In this series, six out of seven patients were grade III lesions at presentation. The probable reasons of the high rate are uncharacteristic clinical presentation, easily confused with low back pain, arthritis, muscle strain, or lumbar intervertebral disc herniation, no visible swelling, and misinterpreted radiographs caused by gas-filled intestines. In the present study, local control was achieved in six out of seven patients. Recurrence occurred in one patient, confirmed by further MRI and open biopsy. It should be noted that this is a grade III lesion, and the recurrent tumor located not in the periacetabulum but in the soft tissue. We believe it might not be possible that no safe margins in the periacetabular region were achieved. The possible reason of recurrence may be inadequate soft tissue margin or the presence of satellite lesions that were unable to be seen by the naked eye.

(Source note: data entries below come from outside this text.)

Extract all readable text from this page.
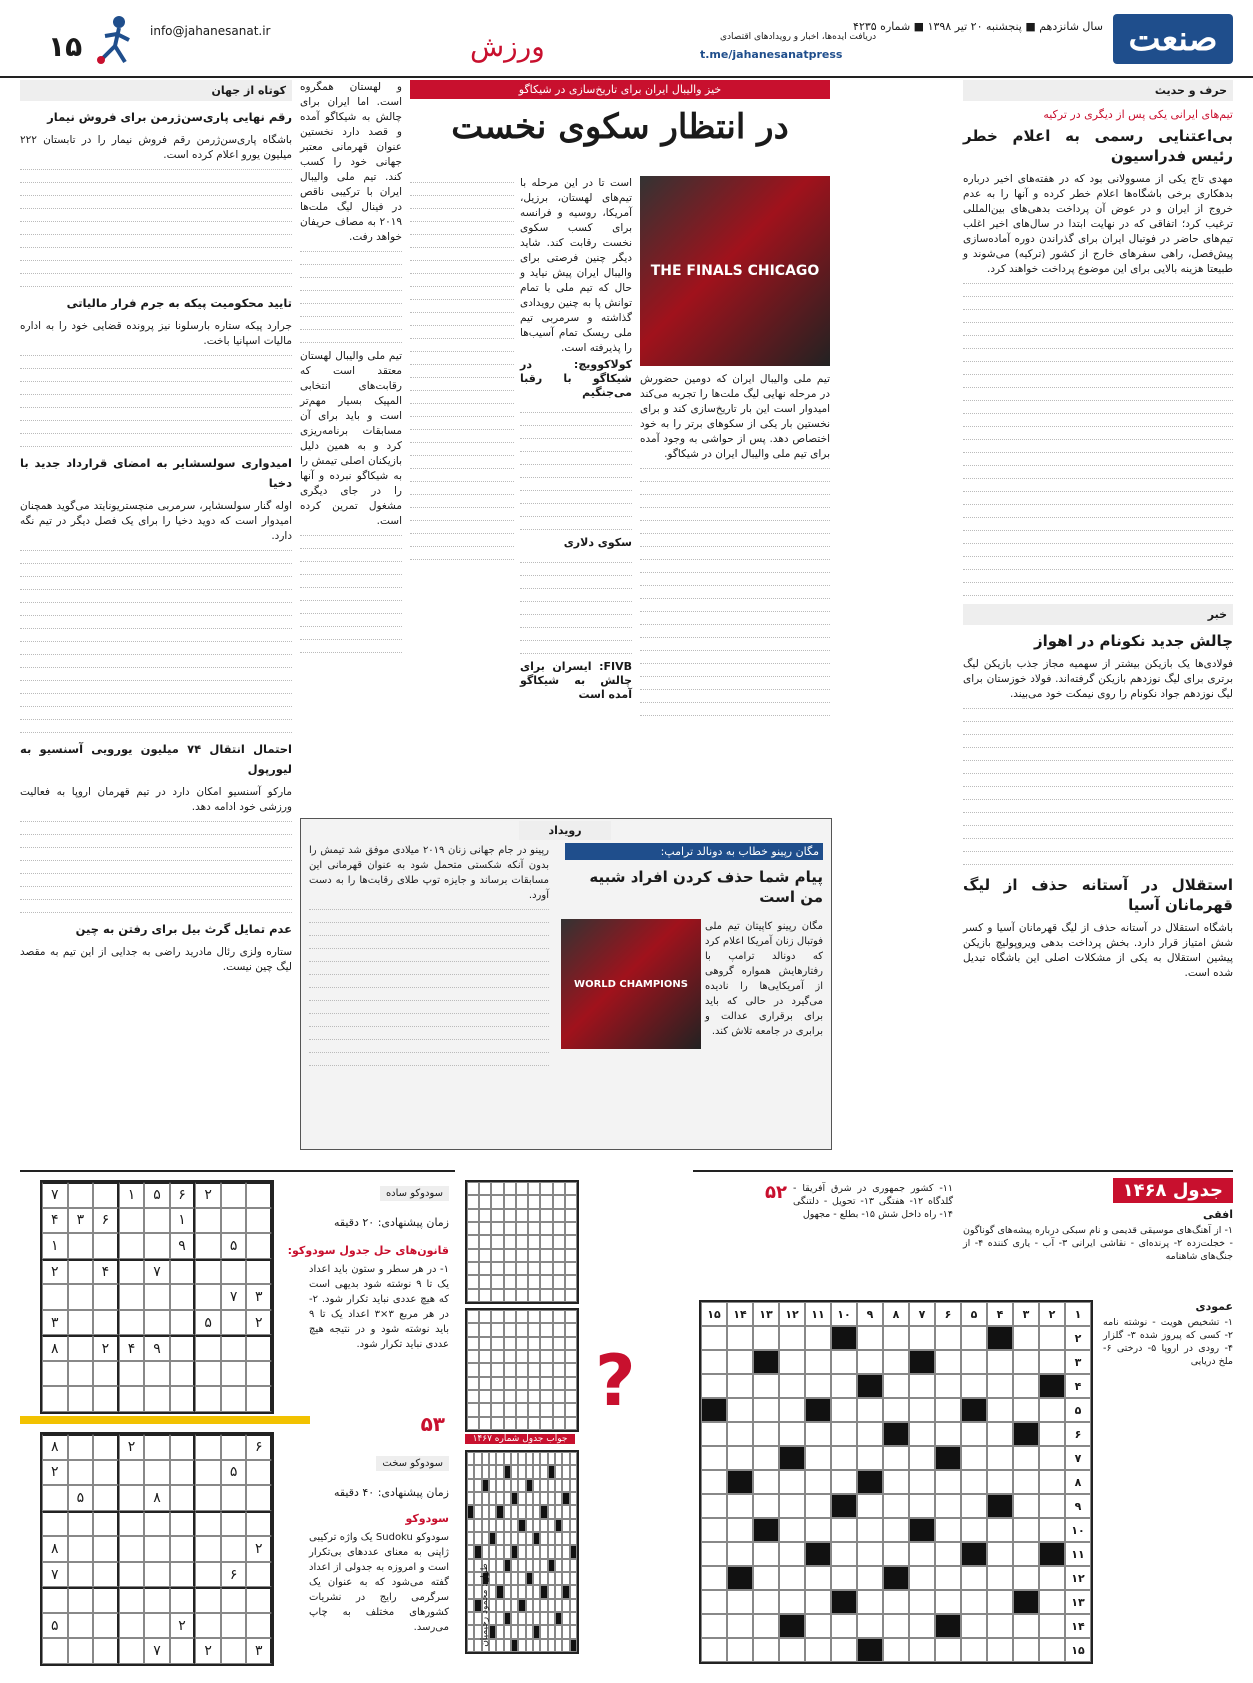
صنعت
سال شانزدهم ■ پنجشنبه ۲۰ تیر ۱۳۹۸ ■ شماره ۴۲۳۵
دریافت ایده‌ها، اخبار و رویدادهای اقتصادی
t.me/jahanesanatpress
ورزش
info@jahanesanat.ir
۱۵
حرف و حدیث
تیم‌های ایرانی یکی پس از دیگری در ترکیه
بی‌اعتنایی رسمی به اعلام خطر رئیس فدراسیون

مهدی تاج یکی از مسوولانی بود که در هفته‌های اخیر درباره بدهکاری برخی باشگاه‌ها اعلام خطر کرده و آنها را به عدم خروج از ایران و در عوض آن پرداخت بدهی‌های بین‌المللی ترغیب کرد؛ اتفاقی که در نهایت ابتدا در سال‌های اخیر اغلب تیم‌های حاضر در فوتبال ایران برای گذراندن دوره آماده‌سازی پیش‌فصل، راهی سفرهای خارج از کشور (ترکیه) می‌شوند و طبیعتا هزینه بالایی برای این موضوع پرداخت خواهند کرد.

خبر
چالش جدید نکونام در اهواز

فولادی‌ها یک بازیکن بیشتر از سهمیه مجاز جذب بازیکن لیگ برتری برای لیگ نوزدهم بازیکن گرفته‌اند. فولاد خوزستان برای لیگ نوزدهم جواد نکونام را روی نیمکت خود می‌بیند.

استقلال در آستانه حذف از لیگ قهرمانان آسیا

باشگاه استقلال در آستانه حذف از لیگ قهرمانان آسیا و کسر شش امتیاز قرار دارد. بخش پرداخت بدهی ویروپولیچ بازیکن پیشین استقلال به یکی از مشکلات اصلی این باشگاه تبدیل شده است.

خیز والیبال ایران برای تاریخ‌سازی در شیکاگو
در انتظار سکوی نخست
THE FINALS CHICAGO

تیم ملی والیبال ایران که دومین حضورش در مرحله نهایی لیگ ملت‌ها را تجربه می‌کند امیدوار است این بار تاریخ‌سازی کند و برای نخستین بار یکی از سکوهای برتر را به خود اختصاص دهد. پس از حواشی به وجود آمده برای تیم ملی والیبال ایران در شیکاگو.

است تا در این مرحله با تیم‌های لهستان، برزیل، آمریکا، روسیه و فرانسه برای کسب سکوی نخست رقابت کند. شاید دیگر چنین فرصتی برای والیبال ایران پیش نیاید و حال که تیم ملی با تمام توانش پا به چنین رویدادی گذاشته و سرمربی تیم ملی ریسک تمام آسیب‌ها را پذیرفته است.

کولاکوویچ: در شیکاگو با رقبا می‌جنگیم
سکوی دلاری
FIVB: ایسران برای چالش به شیکاگو آمده است

و لهستان همگروه است. اما ایران برای چالش به شیکاگو آمده و قصد دارد نخستین عنوان قهرمانی معتبر جهانی خود را کسب کند. تیم ملی والیبال ایران با ترکیبی ناقص در فینال لیگ ملت‌ها ۲۰۱۹ به مصاف حریفان خواهد رفت.

تیم ملی والیبال لهستان معتقد است که رقابت‌های انتخابی المپیک بسیار مهم‌تر است و باید برای آن مسابقات برنامه‌ریزی کرد و به همین دلیل بازیکنان اصلی تیمش را به شیکاگو نبرده و آنها را در جای دیگری مشغول تمرین کرده است.

کوتاه از جهان
رقم نهایی پاری‌سن‌ژرمن برای فروش نیمار

باشگاه پاری‌سن‌ژرمن رقم فروش نیمار را در تابستان ۲۲۲ میلیون یورو اعلام کرده است.

تایید محکومیت پیکه به جرم فرار مالیاتی

جرارد پیکه ستاره بارسلونا نیز پرونده قضایی خود را به اداره مالیات اسپانیا باخت.

امیدواری سولسشایر به امضای قرارداد جدید با دخیا

اوله گنار سولسشایر، سرمربی منچستریونایتد می‌گوید همچنان امیدوار است که دوید دخیا را برای یک فصل دیگر در تیم نگه دارد.

احتمال انتقال ۷۴ میلیون یورویی آسنسیو به لیورپول

مارکو آسنسیو امکان دارد در تیم قهرمان اروپا به فعالیت ورزشی خود ادامه دهد.

عدم تمایل گرث بیل برای رفتن به چین

ستاره ولزی رئال مادرید راضی به جدایی از این تیم به مقصد لیگ چین نیست.

رویداد
مگان رپینو خطاب به دونالد ترامپ:
پیام شما حذف کردن افراد شبیه من است
WORLD CHAMPIONS

مگان رپینو کاپیتان تیم ملی فوتبال زنان آمریکا اعلام کرد که دونالد ترامپ با رفتارهایش همواره گروهی از آمریکایی‌ها را نادیده می‌گیرد در حالی که باید برای برقراری عدالت و برابری در جامعه تلاش کند.

رپینو در جام جهانی زنان ۲۰۱۹ میلادی موفق شد تیمش را بدون آنکه شکستی متحمل شود به عنوان قهرمانی این مسابقات برساند و جایزه توپ طلای رقابت‌ها را به دست آورد.

جدول ۱۴۶۸
افقی
۱- از آهنگ‌های موسیقی قدیمی و نام سبکی درباره پیشه‌های گوناگون - خجلت‌زده ۲- پرنده‌ای - نقاشی ایرانی ۳- آب - یاری کننده ۴- از جنگ‌های شاهنامه
۱۱- کشور جمهوری در شرق آفریقا - گلدگاه ۱۲- هفتگی ۱۳- تحویل - دلتنگی ۱۴- راه داخل شش ۱۵- بطلع - مجهول
۵۲
عمودی
۱- تشخیص هویت - نوشته نامه ۲- کسی که پیروز شده ۳- گلزار ۴- رودی در اروپا ۵- درختی ۶- ملخ دریایی
۱
۲
۳
۴
۵
۶
۷
۸
۹
۱۰
۱۱
۱۲
۱۳
۱۴
۱۵
۲
۳
۴
۵
۶
۷
۸
۹
۱۰
۱۱
۱۲
۱۳
۱۴
۱۵
?
جواب جدول شماره ۱۴۶۷
طراح: محمود رحیمیان
سودوکو ساده
زمان پیشنهادی: ۲۰ دقیقه
قانون‌های حل جدول سودوکو:
۱- در هر سطر و ستون باید اعداد یک تا ۹ نوشته شود بدیهی است که هیچ عددی نباید تکرار شود. ۲- در هر مربع ۳×۳ اعداد یک تا ۹ باید نوشته شود و در نتیجه هیچ عددی نباید تکرار شود.
۵۳
سودوکو سخت
زمان پیشنهادی: ۴۰ دقیقه
سودوکو
سودوکو Sudoku یک واژه ترکیبی ژاپنی به معنای عددهای بی‌تکرار است و امروزه به جدولی از اعداد گفته می‌شود که به عنوان یک سرگرمی رایج در نشریات کشورهای مختلف به چاپ می‌رسد.
۲
۶
۵
۱
۷
۱
۶
۳
۴
۵
۹
۱
۷
۴
۲
۳
۷
۲
۵
۳
۹
۴
۲
۸
۶
۲
۸
۵
۲
۸
۵
۲
۸
۶
۷
۲
۵
۳
۲
۷
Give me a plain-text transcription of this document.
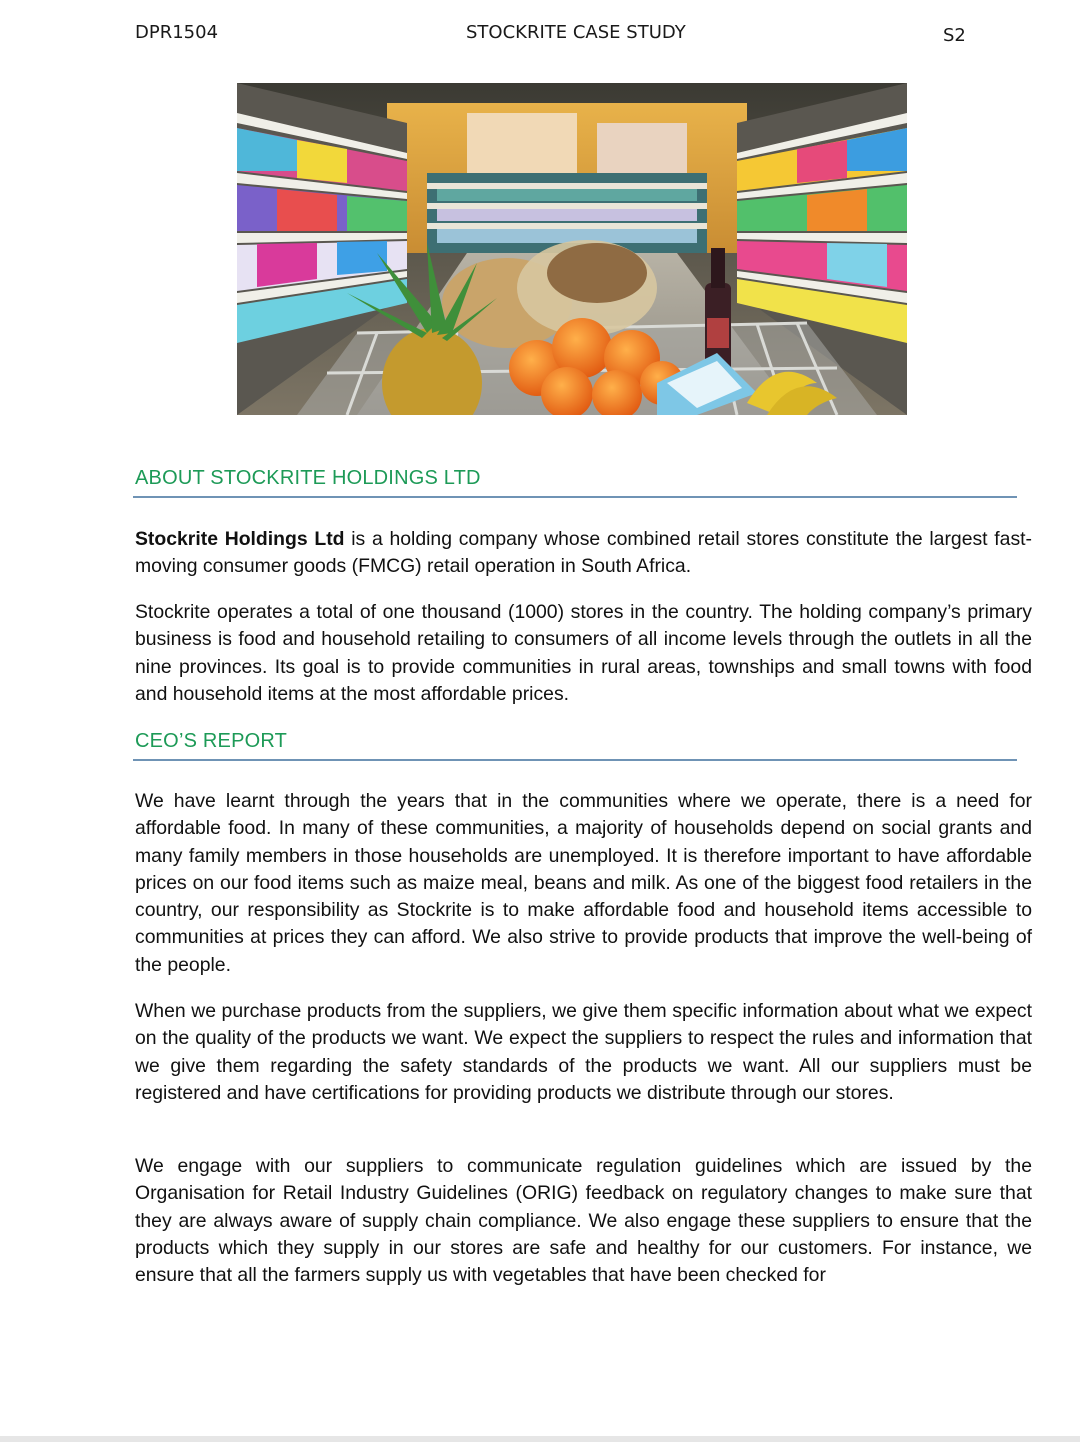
DPR1504	STOCKRITE CASE STUDY	S2
ABOUT STOCKRITE HOLDINGS LTD

Stockrite Holdings Ltd is a holding company whose combined retail stores constitute the largest fast-moving consumer goods (FMCG) retail operation in South Africa.

Stockrite operates a total of one thousand (1000) stores in the country. The holding company’s primary business is food and household retailing to consumers of all income levels through the outlets in all the nine provinces. Its goal is to provide communities in rural areas, townships and small towns with food and household items at the most affordable prices.

CEO’S REPORT

We have learnt through the years that in the communities where we operate, there is a need for affordable food. In many of these communities, a majority of households depend on social grants and many family members in those households are unemployed. It is therefore important to have affordable prices on our food items such as maize meal, beans and milk. As one of the biggest food retailers in the country, our responsibility as Stockrite is to make affordable food and household items accessible to communities at prices they can afford. We also strive to provide products that improve the well-being of the people.

When we purchase products from the suppliers, we give them specific information about what we expect on the quality of the products we want. We expect the suppliers to respect the rules and information that we give them regarding the safety standards of the products we want. All our suppliers must be registered and have certifications for providing products we distribute through our stores.

We engage with our suppliers to communicate regulation guidelines which are issued by the Organisation for Retail Industry Guidelines (ORIG) feedback on regulatory changes to make sure that they are always aware of supply chain compliance. We also engage these suppliers to ensure that the products which they supply in our stores are safe and healthy for our customers. For instance, we ensure that all the farmers supply us with vegetables that have been checked for
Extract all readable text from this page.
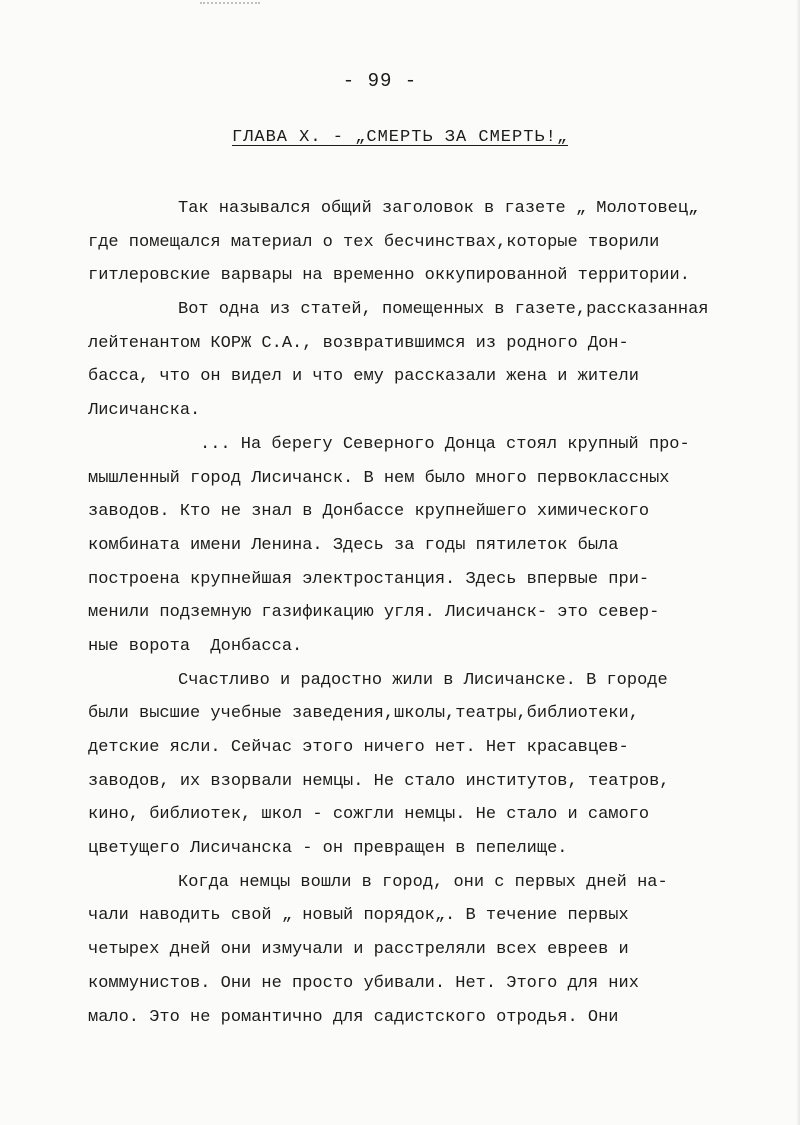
- 99 -
ГЛАВА Х. - „СМЕРТЬ ЗА СМЕРТЬ!„
Так назывался общий заголовок в газете „ Молотовец„
где помещался материал о тех бесчинствах,которые творили
гитлеровские варвары на временно оккупированной территории.
Вот одна из статей, помещенных в газете,рассказанная
лейтенантом КОРЖ С.А., возвратившимся из родного Дон-
басса, что он видел и что ему рассказали жена и жители
Лисичанска.
... На берегу Северного Донца стоял крупный про-
мышленный город Лисичанск. В нем было много первоклассных
заводов. Кто не знал в Донбассе крупнейшего химического
комбината имени Ленина. Здесь за годы пятилеток была
построена крупнейшая электростанция. Здесь впервые при-
менили подземную газификацию угля. Лисичанск- это север-
ные ворота  Донбасса.
Счастливо и радостно жили в Лисичанске. В городе
были высшие учебные заведения,школы,театры,библиотеки,
детские ясли. Сейчас этого ничего нет. Нет красавцев-
заводов, их взорвали немцы. Не стало институтов, театров,
кино, библиотек, школ - сожгли немцы. Не стало и самого
цветущего Лисичанска - он превращен в пепелище.
Когда немцы вошли в город, они с первых дней на-
чали наводить свой „ новый порядок„. В течение первых
четырех дней они измучали и расстреляли всех евреев и
коммунистов. Они не просто убивали. Нет. Этого для них
мало. Это не романтично для садистского отродья. Они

Several limitations of our study should be noted. First, only a small proportion of cases with pelvic GCTs involving ischium/pubis and partial acetabulum were candidates for this type of surgery. It may have led to deviation over the results of local recurrence, bong graft healing, or failure of acetabular components. Second, although we made a precise preoperative planning relying on computer software to determine the plane of osteotomy, it might include a somewhat subjective process such as the surgeon’s experience with osteotomy. It may be more accurate with the assistance of the osteotomy guide in the future. Third, the follow-up is short; additional local recurrences may be detected with longer follow-up. Nevertheless, 70% of local recurrences occur within 2 years [
25]. Fourth, in this retrospective series, no patient was treated with denosumab. This drug is a human monoclonal antibody against the receptor activator of nuclear factor kappa-B ligand, which can shrink the size of large GCTs to facilitate tumor resection [
26]. So, it should be strongly recommended that denosumab be subcutaneously administered before surgery, especially in patients with grade III.